Listen forThe persona (job · stage · pain) · the verbatim phrasing ("it's like a bootcamp for finishing things") · whether they've already told someone
Phase 6 · Close · 1 min
Q12Catch-all⏱ 1 min
"Anything else I should have asked but didn't?"
Why this questionThe "what's on your mind that I missed" question. Sometimes the most valuable signal is something you never thought to ask. 1 in 10 will tell you something gold. Worth the 60 seconds.
End with:"Can I use any of what you said as a testimonial? I'll send you the exact wording before publishing." → Get permission while it's warm.
⚠️ The Mom Test rules · Do / Don't
These are the rules. Print them. The interview will go sideways if you forget them.
✅ DO
Ask about specific past behavior ("Walk me through last Tuesday...")
Ask "why" 3 times in a row to get to the real reason
Embrace silence — count to 5 after their answer. They'll add the gold.
Mirror their words — "You said 'stuck.' What does stuck look like?"
Get concrete — names · dates · dollars · URLs
Take notes verbatim when they say something quotable — exact words matter for testimonials
Ask permission to follow up in 2 weeks if you need it
❌ DON'T
Ask hypotheticals ("Would you pay $X for...?" — they'll lie to be nice)
Pitch Cohort 2 during the interview — you'll bias every answer after
Defend the program when they criticize — say "tell me more"
Leading questions ("Don't you think the deck was great?")

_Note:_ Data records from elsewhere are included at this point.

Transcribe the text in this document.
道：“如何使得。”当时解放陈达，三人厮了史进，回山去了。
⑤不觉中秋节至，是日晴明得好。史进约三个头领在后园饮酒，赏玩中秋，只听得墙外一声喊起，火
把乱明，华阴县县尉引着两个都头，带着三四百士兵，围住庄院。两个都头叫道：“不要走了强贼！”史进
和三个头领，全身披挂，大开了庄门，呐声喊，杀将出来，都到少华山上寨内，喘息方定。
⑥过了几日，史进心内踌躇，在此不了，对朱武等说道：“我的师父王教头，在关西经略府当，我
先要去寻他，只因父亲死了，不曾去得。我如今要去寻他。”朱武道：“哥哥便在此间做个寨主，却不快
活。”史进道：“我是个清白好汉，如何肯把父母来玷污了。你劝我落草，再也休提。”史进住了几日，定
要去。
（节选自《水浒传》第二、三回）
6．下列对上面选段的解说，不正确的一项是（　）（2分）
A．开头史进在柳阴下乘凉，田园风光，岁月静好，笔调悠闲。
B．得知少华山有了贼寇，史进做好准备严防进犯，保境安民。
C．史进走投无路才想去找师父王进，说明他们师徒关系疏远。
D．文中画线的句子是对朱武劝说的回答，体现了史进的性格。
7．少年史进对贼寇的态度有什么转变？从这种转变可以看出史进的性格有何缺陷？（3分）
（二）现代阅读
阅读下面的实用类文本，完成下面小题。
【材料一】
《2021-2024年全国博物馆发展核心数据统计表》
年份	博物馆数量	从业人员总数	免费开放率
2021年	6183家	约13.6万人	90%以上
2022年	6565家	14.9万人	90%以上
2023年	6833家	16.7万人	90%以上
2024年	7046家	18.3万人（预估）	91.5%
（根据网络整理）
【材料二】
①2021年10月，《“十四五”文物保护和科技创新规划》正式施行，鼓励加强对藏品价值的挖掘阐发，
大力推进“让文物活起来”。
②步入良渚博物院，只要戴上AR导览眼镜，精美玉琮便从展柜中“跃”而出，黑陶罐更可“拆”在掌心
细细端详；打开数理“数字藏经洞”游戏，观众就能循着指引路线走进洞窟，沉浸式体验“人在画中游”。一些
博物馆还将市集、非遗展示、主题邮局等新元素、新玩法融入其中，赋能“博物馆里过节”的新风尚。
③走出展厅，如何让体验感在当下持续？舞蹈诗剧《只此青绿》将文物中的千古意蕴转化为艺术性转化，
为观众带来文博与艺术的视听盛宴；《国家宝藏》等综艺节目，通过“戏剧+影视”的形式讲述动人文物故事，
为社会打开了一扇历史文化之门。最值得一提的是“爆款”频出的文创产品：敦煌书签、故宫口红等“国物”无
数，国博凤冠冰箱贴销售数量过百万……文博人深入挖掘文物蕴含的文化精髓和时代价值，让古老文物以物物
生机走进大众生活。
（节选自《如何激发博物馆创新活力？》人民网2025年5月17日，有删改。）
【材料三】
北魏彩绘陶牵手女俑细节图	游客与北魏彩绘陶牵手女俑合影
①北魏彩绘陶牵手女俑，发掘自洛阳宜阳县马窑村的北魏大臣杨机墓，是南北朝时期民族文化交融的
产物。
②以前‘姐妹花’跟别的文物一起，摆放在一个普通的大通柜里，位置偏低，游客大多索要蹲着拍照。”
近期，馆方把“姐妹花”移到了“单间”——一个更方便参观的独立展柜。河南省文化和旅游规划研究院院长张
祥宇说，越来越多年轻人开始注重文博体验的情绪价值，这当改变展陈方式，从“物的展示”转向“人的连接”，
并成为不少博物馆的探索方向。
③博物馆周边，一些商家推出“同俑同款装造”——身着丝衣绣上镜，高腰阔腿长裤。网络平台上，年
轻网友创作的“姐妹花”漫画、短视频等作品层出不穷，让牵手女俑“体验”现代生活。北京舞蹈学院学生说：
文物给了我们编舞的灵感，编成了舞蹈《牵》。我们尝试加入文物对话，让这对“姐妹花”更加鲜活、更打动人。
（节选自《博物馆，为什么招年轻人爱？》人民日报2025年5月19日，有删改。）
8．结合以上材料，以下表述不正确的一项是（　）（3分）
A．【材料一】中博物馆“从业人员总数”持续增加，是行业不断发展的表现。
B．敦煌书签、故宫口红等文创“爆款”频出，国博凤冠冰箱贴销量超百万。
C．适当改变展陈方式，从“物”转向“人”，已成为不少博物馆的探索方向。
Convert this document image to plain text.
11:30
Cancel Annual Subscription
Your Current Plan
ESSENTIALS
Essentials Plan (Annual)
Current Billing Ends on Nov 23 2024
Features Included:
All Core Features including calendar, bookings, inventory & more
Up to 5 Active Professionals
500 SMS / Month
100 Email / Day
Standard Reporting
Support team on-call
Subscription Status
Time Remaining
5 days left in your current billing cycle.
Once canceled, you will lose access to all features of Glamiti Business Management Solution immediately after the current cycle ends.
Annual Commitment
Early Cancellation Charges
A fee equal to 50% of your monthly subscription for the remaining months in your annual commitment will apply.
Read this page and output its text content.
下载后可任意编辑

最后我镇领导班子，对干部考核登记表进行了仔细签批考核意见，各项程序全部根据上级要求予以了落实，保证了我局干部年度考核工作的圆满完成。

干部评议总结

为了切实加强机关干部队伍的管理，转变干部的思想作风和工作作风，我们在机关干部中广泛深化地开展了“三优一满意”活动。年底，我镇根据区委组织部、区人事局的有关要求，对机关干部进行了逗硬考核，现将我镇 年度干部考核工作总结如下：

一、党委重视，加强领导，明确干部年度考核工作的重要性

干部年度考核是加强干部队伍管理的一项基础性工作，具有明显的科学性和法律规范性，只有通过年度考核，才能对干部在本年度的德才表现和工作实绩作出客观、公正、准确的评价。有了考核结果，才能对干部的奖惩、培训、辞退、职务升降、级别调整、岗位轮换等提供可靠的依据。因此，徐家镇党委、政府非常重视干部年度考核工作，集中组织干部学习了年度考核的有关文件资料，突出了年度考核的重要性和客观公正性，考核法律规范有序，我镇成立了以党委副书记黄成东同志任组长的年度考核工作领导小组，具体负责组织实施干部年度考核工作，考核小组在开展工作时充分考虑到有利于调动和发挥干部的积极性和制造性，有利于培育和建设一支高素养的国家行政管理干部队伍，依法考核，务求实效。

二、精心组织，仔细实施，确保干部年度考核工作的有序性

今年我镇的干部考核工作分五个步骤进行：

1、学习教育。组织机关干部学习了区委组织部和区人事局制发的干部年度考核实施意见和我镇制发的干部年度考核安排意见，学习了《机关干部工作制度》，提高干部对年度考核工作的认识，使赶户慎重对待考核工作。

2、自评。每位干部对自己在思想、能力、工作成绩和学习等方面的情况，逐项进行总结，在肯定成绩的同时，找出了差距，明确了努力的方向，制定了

Talk more than 20% of the time — you're listening, not teaching
Fix things in real time — capture, don't act
Skip the recording disclosure — get explicit consent
📊 After the interview · synthesis ritual
Within 24 hours of each call (while it's fresh):
Run Prompt P03 in the Prompt Pack on the transcript → get themes, testimonials, and the surprise of the day. ~5 min.
Copy the verbatim quotes into your master "Testimonial Bank" doc · tag with student name + permission status.
Drop the Sean Ellis answer into your PMF tracker (count of A / B / C).
Add 1 line to the "Cohort 2 Changes" doc — what THIS student told you to change.
After ALL interviews are done (week-end ritual):
Run Prompt P04 (cross-interview synthesis) on all transcripts → ranked themes, ranked changes, top 5 testimonials.
Run Prompt P06 → your Cohort 2 redesign brief (which sessions to keep, redesign, kill, add).
Run Prompt P05 → the cohort recap email ("Here's what you taught me. Here's what changes.") · send to all 25.
The best founders interview customers like a documentary filmmaker, not a marketer. You're trying to learn the truth — not validate the pitch.
— Rob Fitzpatrick · The Mom Test
🎯 Success criteria · what "great" looks like
25
interviews complete (100% of cohort)
40%+
"very disappointed" (Sean Ellis PMF bar)
5
testimonials w/ named results
3
Cohort 2 changes (prioritized)
1
surprise insight you didn't expect
1
landing-page headline · stolen verbatim
If you hit all 6 → Cohort 2 designs itself. The student feedback IS the Cohort 2 product brief.